Seek prompt medical care if confusion, disorientation, or a clear change in thinking comes on suddenly — over hours to a few days — rather than gradually. A sudden change is a medical red flag (often delirium from a treatable cause), not simple progression.

Frequently asked questions

Can the clock drawing test diagnose dementia on its own?
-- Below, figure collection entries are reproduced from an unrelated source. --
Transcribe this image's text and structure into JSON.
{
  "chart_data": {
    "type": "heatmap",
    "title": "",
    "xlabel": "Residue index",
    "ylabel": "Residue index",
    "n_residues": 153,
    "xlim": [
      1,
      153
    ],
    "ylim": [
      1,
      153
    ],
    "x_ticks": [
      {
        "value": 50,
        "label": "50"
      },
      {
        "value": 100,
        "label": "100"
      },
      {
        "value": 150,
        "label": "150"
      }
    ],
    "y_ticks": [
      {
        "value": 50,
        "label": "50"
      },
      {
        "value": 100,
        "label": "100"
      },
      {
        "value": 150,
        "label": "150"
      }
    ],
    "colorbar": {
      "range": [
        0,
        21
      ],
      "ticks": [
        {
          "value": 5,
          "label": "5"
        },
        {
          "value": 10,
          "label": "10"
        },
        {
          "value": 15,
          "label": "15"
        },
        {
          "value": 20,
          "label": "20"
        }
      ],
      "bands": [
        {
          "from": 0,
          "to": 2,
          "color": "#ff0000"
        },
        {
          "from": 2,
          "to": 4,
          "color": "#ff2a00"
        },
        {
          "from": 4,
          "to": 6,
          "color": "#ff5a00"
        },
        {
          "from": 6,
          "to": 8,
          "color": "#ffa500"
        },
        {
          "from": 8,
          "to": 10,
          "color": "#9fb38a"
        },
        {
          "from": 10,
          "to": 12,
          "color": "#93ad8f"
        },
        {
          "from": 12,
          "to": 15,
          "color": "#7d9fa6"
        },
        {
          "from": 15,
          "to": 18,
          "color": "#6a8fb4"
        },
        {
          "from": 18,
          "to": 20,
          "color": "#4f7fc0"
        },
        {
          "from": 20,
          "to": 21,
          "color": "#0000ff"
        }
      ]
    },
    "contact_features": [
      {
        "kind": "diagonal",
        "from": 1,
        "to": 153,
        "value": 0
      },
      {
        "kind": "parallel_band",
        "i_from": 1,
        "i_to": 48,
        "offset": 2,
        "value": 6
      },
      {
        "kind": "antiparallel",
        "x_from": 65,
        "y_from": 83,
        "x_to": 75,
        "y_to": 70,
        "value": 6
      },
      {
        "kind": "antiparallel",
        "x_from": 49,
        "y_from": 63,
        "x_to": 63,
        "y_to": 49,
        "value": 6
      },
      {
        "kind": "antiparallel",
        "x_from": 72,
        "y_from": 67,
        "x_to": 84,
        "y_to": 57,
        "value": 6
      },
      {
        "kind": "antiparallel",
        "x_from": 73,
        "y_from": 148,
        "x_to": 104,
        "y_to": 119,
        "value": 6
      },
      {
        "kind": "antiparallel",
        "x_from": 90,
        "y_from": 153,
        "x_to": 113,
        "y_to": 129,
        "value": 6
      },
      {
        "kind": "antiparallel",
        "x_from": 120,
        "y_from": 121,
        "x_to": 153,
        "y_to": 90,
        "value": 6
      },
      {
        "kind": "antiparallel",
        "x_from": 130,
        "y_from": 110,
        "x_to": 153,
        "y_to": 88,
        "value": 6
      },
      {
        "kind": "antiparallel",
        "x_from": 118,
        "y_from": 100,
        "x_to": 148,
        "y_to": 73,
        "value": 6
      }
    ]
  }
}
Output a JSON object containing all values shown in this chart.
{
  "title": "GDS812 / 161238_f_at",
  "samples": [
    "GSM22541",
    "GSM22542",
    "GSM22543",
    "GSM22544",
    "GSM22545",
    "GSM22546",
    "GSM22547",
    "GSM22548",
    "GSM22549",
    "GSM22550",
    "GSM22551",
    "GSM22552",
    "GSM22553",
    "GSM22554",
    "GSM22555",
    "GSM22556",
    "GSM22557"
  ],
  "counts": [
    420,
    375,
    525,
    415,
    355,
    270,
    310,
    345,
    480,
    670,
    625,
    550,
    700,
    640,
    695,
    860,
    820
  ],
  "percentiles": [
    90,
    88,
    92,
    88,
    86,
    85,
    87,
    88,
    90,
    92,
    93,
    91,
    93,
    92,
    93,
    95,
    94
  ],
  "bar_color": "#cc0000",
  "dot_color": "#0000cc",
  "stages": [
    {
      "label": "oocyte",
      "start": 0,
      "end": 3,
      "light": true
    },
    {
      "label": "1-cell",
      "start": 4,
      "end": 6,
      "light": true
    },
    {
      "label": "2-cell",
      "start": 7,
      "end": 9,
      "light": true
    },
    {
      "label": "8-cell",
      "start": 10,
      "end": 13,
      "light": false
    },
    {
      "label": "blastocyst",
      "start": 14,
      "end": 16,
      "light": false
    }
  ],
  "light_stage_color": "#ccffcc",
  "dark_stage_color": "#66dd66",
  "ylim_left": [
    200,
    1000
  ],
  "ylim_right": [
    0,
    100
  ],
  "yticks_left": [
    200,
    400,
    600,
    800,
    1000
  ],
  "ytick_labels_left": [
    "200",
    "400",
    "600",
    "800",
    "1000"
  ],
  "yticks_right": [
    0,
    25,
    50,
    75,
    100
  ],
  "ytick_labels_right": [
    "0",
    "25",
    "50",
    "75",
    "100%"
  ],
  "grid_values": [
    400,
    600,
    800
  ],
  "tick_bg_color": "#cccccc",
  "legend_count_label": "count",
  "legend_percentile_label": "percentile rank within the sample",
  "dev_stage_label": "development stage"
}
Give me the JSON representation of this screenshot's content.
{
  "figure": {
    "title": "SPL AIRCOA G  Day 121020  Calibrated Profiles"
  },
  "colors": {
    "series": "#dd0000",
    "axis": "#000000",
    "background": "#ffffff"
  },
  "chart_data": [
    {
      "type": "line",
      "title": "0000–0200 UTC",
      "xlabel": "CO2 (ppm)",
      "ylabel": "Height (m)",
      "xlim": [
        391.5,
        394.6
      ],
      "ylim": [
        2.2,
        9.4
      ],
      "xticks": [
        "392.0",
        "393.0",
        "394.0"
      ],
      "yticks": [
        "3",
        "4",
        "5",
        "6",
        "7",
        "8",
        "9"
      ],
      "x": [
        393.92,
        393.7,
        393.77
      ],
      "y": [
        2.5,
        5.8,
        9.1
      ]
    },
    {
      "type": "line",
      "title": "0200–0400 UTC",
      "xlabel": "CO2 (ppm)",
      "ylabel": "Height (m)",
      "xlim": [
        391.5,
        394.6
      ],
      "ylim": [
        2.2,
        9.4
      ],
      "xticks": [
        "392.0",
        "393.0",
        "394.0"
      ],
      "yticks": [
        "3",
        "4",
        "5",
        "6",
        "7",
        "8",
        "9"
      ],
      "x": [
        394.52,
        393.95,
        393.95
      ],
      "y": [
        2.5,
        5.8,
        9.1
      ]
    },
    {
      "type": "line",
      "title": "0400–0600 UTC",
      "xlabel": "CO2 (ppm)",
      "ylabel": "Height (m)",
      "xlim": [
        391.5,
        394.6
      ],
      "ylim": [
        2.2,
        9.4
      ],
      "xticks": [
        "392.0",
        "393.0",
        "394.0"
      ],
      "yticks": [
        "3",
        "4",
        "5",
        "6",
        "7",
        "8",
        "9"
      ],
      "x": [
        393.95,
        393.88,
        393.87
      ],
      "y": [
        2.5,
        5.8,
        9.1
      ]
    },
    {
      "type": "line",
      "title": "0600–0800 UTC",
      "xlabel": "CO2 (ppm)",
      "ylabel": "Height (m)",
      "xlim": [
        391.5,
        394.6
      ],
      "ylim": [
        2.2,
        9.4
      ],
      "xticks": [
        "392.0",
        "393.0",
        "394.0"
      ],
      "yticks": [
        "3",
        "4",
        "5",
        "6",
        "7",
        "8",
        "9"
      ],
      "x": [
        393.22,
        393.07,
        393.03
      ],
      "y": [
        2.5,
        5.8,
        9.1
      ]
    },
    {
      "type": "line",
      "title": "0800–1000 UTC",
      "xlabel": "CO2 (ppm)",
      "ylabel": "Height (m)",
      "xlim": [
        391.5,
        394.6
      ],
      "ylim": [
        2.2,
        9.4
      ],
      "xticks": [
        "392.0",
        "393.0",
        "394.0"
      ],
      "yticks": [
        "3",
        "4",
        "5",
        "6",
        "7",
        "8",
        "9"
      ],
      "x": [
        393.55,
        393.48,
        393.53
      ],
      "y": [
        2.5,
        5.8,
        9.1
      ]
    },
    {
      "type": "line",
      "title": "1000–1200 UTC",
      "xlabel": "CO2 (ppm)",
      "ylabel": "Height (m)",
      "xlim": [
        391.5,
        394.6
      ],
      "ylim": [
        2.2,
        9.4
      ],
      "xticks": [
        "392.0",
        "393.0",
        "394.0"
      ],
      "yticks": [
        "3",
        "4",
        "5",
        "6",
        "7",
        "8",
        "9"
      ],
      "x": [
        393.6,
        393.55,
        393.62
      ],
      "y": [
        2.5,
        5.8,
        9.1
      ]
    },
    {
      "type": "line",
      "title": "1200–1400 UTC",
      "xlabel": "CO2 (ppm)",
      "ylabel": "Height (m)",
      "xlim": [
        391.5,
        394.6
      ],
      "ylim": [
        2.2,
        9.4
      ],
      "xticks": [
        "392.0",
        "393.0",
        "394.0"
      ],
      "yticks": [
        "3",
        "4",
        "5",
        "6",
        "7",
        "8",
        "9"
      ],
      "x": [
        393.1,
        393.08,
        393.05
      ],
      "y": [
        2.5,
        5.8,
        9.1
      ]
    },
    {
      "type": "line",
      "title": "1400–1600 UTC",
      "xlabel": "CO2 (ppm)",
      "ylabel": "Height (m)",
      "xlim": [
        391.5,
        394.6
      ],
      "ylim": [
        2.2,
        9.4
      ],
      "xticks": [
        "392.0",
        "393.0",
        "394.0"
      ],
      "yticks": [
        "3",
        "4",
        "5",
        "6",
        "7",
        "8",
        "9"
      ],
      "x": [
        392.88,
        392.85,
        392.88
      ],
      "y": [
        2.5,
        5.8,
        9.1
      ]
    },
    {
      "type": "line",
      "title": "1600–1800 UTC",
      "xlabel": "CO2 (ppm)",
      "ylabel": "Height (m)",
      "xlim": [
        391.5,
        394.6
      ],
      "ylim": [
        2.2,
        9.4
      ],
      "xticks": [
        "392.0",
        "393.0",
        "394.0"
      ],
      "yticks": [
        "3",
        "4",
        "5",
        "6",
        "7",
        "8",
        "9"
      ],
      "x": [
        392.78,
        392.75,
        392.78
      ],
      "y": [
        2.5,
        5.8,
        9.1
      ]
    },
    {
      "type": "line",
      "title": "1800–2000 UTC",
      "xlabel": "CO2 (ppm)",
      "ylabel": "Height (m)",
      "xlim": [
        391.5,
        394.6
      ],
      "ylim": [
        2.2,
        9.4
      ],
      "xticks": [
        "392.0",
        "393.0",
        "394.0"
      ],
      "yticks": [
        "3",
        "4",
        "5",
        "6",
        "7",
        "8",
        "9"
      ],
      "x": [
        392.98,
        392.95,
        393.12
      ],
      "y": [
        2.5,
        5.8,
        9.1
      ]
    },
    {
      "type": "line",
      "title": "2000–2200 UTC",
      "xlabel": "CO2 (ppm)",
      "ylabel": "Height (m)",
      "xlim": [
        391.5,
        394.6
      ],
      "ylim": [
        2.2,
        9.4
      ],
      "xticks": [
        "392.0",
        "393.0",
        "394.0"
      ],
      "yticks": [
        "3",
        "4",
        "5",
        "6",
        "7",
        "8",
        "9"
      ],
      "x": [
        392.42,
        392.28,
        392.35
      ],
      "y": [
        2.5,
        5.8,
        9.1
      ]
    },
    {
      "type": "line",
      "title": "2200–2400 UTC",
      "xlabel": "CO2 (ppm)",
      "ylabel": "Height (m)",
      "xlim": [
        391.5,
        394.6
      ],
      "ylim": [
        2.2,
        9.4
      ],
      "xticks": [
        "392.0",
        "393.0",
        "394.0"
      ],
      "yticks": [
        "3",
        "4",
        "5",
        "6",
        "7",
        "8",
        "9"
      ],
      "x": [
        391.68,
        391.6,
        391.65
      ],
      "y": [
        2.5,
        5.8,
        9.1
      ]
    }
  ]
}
No. It is a screening tool, not a diagnostic test. Even the Mini-Cog, which pairs the clock with a memory task, is explicitly not diagnostic. A concerning clock means a person should have a full evaluation by a clinician, who considers history, other cognitive tests, physical health, and sometimes blood work or imaging before any diagnosis.

What time are you usually asked to draw?

Most versions ask for "ten past eleven" (11:10). That time is chosen deliberately: it forces the person to process both the 11 and the 10, and it resists the shortcut of simply pointing the hands at the numbers that were said aloud. Some clinicians use other times, but the principle is the same.

What does a poor clock drawing actually mean?

It means something is affecting thinking and is worth looking into — not that the person has dementia. Distorted clocks also appear with delirium (often reversible), stroke, depression, poor vision, tremor, and limited education or language. It is a signal to seek evaluation and to rule out treatable causes, not an answer in itself.

How is the clock drawing test scored?

There are over twenty scoring systems. Two common ones: the Mini-Cog scores the clock as normal (2) or abnormal (0) and adds a three-word recall for a total out of 5, where 0–2 suggests higher likelihood of impairment; the Shulman method rates the clock 0–5 by the number and severity of errors. Because scoring is not standardised, the test is used alongside other measures.

Can I do the clock drawing test at home?

You can certainly ask a parent to draw a clock, and noticing that they struggle is a good reason to book a check-up. But treat it only as a conversation starter, not a result — it is easy to over-read a shaky drawing or be falsely reassured by a rough one. Leave the scoring and interpretation to a clinician, who weighs it against vision, mood, education, and other tests.

What besides dementia can affect the test?

Quite a lot. Delirium from infection, medication, dehydration or pain; stroke (especially spatial neglect); depression; poor eyesight, tremor, or arthritis affecting the drawing itself; and limited education or a non-native language. Several of these are treatable, which is why a full medical work-up — not the clock alone — is what matters.